LES TIGES DE FER
15 octobre 2007, Calais. Près de la Cabina où les repas sont distribués à midi, le terrain ressemble à un champ de mines. Il témoigne de ce que le monde dans son entier sait déjà : un terrain de vieux goudron, traversé par des rails de fer qui se perdent dans les herbes folles, le sol jonché de clous, comme un tapis de fakir ; des vêtements qui traînent, et s'empilent et s'entassent et pourrissent ; une rigole d'eau saumâtre dans un contrefort de béton, près de l'unique point d'eau, et dans laquelle croupissent de vieilles chaussures, cannettes de bières, vieux rasoirs, brosses à dents, tubes de dentifrice, cadavres de rats, restes de repas que se disputent incessamment les mouettes, avec des cris de damnées.

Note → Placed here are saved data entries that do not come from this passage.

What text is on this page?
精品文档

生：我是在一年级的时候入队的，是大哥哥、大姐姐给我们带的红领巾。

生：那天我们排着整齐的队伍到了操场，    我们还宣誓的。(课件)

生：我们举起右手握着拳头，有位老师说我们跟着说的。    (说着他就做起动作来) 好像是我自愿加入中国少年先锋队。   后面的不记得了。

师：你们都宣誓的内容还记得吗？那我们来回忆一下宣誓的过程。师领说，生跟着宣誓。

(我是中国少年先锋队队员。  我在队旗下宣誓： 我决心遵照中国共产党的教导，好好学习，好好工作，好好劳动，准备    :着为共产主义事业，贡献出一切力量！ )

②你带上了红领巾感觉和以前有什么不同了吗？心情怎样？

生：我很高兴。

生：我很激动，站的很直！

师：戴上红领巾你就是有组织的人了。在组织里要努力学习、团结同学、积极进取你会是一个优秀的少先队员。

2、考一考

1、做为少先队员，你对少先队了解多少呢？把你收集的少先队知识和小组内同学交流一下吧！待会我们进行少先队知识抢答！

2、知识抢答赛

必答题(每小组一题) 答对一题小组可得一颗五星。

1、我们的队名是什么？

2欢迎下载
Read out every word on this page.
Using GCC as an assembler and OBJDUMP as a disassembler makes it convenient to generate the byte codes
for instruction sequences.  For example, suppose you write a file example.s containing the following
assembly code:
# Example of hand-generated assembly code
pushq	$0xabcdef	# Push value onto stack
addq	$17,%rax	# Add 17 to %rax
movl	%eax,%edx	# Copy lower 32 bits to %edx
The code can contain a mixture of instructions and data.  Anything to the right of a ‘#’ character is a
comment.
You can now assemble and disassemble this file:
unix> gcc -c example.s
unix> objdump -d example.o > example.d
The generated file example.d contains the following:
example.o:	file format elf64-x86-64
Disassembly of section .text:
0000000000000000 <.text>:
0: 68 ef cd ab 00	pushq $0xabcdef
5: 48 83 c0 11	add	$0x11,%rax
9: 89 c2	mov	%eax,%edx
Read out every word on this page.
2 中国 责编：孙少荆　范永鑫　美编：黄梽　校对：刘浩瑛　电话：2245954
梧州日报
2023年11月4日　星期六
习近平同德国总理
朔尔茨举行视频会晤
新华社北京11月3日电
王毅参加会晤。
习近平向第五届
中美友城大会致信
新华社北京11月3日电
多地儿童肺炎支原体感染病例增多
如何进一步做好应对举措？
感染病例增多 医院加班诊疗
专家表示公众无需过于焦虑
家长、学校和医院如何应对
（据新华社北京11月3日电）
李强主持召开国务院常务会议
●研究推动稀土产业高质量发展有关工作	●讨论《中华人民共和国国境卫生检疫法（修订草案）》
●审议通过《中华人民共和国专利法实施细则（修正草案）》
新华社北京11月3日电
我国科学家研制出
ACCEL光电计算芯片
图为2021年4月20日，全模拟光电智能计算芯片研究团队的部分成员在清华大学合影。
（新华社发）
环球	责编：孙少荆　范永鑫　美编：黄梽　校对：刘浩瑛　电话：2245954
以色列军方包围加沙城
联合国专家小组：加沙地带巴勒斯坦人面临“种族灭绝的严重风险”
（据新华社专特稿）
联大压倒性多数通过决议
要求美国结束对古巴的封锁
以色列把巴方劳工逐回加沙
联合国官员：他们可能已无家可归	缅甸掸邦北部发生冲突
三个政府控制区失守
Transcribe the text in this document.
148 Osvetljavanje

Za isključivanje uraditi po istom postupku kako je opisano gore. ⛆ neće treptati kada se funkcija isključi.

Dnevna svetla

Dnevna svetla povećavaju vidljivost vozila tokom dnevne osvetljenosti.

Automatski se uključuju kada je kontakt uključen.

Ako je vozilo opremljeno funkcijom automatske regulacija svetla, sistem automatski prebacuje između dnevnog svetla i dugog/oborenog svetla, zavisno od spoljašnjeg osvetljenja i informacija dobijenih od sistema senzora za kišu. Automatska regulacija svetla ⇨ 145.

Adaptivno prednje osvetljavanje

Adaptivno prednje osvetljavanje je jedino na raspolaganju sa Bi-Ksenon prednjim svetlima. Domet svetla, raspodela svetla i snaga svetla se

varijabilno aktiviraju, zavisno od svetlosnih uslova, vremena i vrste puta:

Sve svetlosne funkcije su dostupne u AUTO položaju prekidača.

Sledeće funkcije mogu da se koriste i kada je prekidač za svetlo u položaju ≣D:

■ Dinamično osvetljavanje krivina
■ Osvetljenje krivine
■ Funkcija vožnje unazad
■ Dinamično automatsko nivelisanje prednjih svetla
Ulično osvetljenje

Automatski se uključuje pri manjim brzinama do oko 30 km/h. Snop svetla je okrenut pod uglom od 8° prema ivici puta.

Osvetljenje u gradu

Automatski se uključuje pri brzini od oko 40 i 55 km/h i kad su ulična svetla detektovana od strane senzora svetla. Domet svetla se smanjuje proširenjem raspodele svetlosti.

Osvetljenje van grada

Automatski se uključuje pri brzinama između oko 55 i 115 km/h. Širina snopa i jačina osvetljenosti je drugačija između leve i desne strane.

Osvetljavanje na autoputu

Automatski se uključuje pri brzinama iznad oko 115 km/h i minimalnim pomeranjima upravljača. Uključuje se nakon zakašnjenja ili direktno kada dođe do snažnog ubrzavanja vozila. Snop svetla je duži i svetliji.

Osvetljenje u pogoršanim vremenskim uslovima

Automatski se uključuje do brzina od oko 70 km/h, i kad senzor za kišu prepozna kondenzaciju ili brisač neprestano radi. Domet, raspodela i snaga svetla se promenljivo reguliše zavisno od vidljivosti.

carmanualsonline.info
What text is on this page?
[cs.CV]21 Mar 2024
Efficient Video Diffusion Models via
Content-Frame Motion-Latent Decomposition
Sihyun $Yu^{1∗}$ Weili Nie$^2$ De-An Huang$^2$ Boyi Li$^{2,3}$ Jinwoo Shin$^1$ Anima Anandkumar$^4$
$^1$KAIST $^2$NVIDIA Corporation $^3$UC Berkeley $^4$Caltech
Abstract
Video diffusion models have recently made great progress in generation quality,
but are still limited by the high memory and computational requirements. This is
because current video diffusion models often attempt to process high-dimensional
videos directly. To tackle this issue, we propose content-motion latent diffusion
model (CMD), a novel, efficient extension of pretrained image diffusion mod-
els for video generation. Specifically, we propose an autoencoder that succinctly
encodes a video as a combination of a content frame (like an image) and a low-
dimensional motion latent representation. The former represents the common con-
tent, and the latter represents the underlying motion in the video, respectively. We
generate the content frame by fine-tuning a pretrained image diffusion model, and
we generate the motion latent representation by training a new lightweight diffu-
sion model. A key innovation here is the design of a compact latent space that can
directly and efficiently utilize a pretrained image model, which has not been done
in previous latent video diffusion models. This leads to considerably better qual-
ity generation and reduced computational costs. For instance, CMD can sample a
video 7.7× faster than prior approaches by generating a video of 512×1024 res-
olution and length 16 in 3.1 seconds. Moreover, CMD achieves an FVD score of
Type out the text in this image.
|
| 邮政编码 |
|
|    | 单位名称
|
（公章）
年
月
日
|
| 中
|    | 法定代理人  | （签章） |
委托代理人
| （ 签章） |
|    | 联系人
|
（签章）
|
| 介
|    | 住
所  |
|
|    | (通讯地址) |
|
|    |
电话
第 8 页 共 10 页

Le soleil brille, le ciel est bleu, bleu-non fuyant. Ce ciel procurerait un sentiment de quiétude s'il n'y avait une masse sombre, le beffroi de la mairie de Calais. Et sous l'autorité de cette figure, à la périphérie des regards, des foyers partout. Des feux.
Il fait froid. J'imagine que, naturellement, ces foyers sont là pour dispenser un minimum de chaleur. Je m'approche doucement car beaucoup des personnes présentes viennent d'arriver. Nous ne nous connaissons pas, et la caméra, que je porte serrée contre moi, attire des regards de méfiance, des regards anxieux. Ma présence est tolérée cependant et on ne me demande pas de partir. Parmi les personnes nouvelles, d'autres présentes depuis bien plus longtemps me reconnaissent, et me saluent amicalement. Je peux rester là, partager un peu de cette chaleur bienvenue. Très vite, dans les feux, je vois des sortes de tiges de fer. Plusieurs tiges de fer, chacune composée de deux autres tiges de fer entrelacées, tressées, et longues d'environ vingt centimètres. L'extrémité de ces tiges est plongée dans les braises. De temps à autre, à tour de rôle, une des personnes présentes plonge un peu plus profondément une des barres de fer dans les foyers ; une autre encore la retire prestement de son fourreau de braise comme si elle vérifiait quelque chose. À l'extrémité de ces tiges, un clou, une vis, un morceau de métal sont solidement ficelés, brûlants, chauffés à blanc… et le rouge du métal s'allie alors au blanc de quelques nuages, pauvrement accrochés sur un fond bleu. Et puis, se passant tour à tour ces instruments, je vois les personnes autour de moi, glisser à petits coups rapides, à intervalles réguliers, leurs doigts sur le fer, sur les vis. Je vois les striures de la vis apparaître peu à peu sur les doigts, marquer les doigts, tatouer les doigts de petites rainures blanches, horizontales ou verticales. À cet endroit, la peau, autrefois couleur de cuivre, devient soudainement plus claire et montre une multitude de codes-barres sur la surface des doigts, la paume de la main. Une odeur de chair brûlée monte en colonne. De temps à autre, le geste devient plus rapide, vif, brusque, afin d'arracher à la douleur le doigt resté trop longtemps sur le fer. La morsure est alors plus profonde, de la peau reste parfois collée…
Le système Eurodac en Europe est un fichier qui recense les empreintes digitales de l'ensemble des migrants. À celui dont les empreintes ont été prises dans tel ou tel pays de l'union européenne, il ne sera alors plus possible d'aller nulle part ailleurs. Il ne lui sera plus possible de demander l'asile dans un pays de l'union, autre que celui où les empreintes ont été prises. Se brûler les empreintes digitales, opération à renouveler tous les trois jours, devient une des tâches quotidiennes à accomplir pour celui qui veut gagner l'angleterre.